Line 2 oven trays with baking paper.
Place egg whites into a very clean and dry Thermomix bowl and whip 4 min/37°C/Butterfly/speed 3/MC off. Alternatively use a stand mixer and whip whites until fluffy and holding soft peaks.
Wipe off moisture from lid and top portion of the bowl with paper towel as necessary.
Slowly add the heated sugar through the hole in lid 6 min/Butterfly/speed 3/MC off. (Or add to stand mixer slowly also...though it can take more sugar at once than the Thermomix method.) When the meringue is glossy and firm, fold through the coffee powder with a spatula.

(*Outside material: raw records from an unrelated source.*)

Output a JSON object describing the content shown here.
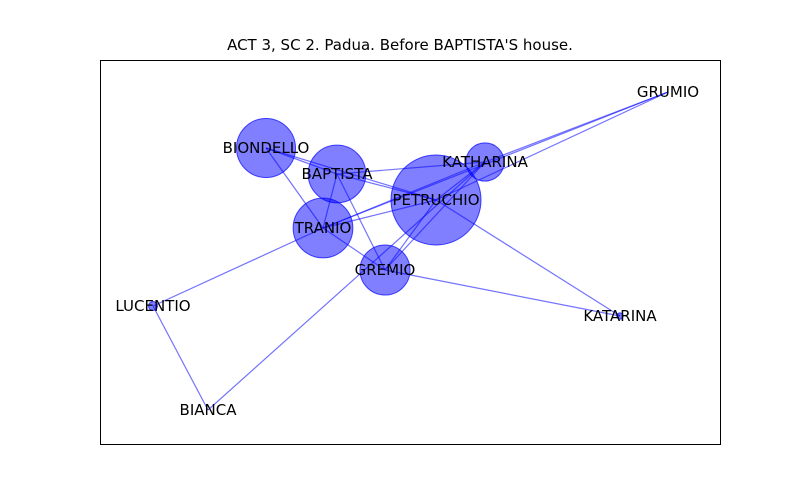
{
  "title": "ACT 3, SC 2. Padua. Before BAPTISTA'S house.",
  "colors": {
    "node": "#0000ff",
    "edge": "#0000ff",
    "frame": "#000000"
  },
  "nodes": [
    {
      "id": "PETRUCHIO",
      "label": "PETRUCHIO",
      "weight": 1.0
    },
    {
      "id": "BAPTISTA",
      "label": "BAPTISTA",
      "weight": 0.41
    },
    {
      "id": "TRANIO",
      "label": "TRANIO",
      "weight": 0.44
    },
    {
      "id": "BIONDELLO",
      "label": "BIONDELLO",
      "weight": 0.43
    },
    {
      "id": "GREMIO",
      "label": "GREMIO",
      "weight": 0.31
    },
    {
      "id": "KATHARINA",
      "label": "KATHARINA",
      "weight": 0.18
    },
    {
      "id": "LUCENTIO",
      "label": "LUCENTIO",
      "weight": 0.01
    },
    {
      "id": "KATARINA",
      "label": "KATARINA",
      "weight": 0.005
    },
    {
      "id": "GRUMIO",
      "label": "GRUMIO",
      "weight": 0
    },
    {
      "id": "BIANCA",
      "label": "BIANCA",
      "weight": 0
    }
  ],
  "edges": [
    [
      "GRUMIO",
      "KATHARINA"
    ],
    [
      "GRUMIO",
      "PETRUCHIO"
    ],
    [
      "GRUMIO",
      "TRANIO"
    ],
    [
      "BIONDELLO",
      "PETRUCHIO"
    ],
    [
      "BIONDELLO",
      "TRANIO"
    ],
    [
      "BIONDELLO",
      "BAPTISTA"
    ],
    [
      "BAPTISTA",
      "PETRUCHIO"
    ],
    [
      "BAPTISTA",
      "KATHARINA"
    ],
    [
      "BAPTISTA",
      "TRANIO"
    ],
    [
      "BAPTISTA",
      "GREMIO"
    ],
    [
      "PETRUCHIO",
      "KATHARINA"
    ],
    [
      "PETRUCHIO",
      "TRANIO"
    ],
    [
      "PETRUCHIO",
      "GREMIO"
    ],
    [
      "PETRUCHIO",
      "KATARINA"
    ],
    [
      "KATHARINA",
      "TRANIO"
    ],
    [
      "KATHARINA",
      "GREMIO"
    ],
    [
      "TRANIO",
      "GREMIO"
    ],
    [
      "TRANIO",
      "LUCENTIO"
    ],
    [
      "LUCENTIO",
      "BIANCA"
    ],
    [
      "BIANCA",
      "KATHARINA"
    ],
    [
      "GREMIO",
      "KATARINA"
    ]
  ]
}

Pipe meringues onto a tray lined with baking paper. Check oven temperature is accurate before baking 1 hour. Turn oven off and leave meringues in the oven to dry out.
Dip either the bottoms or the tips into melted chocolate and return to the cold tray to set.
Dust with a little extra coffee powder if you wish. We actually used a bronzing powder, but it wasn't that noticeable in the end. Edible gold leaf would be fun.
Keep in an airtight container either in the pantry or fridge.
They are wonderful with ice cream, and strawberries...purely an accidental pairing, but amazing.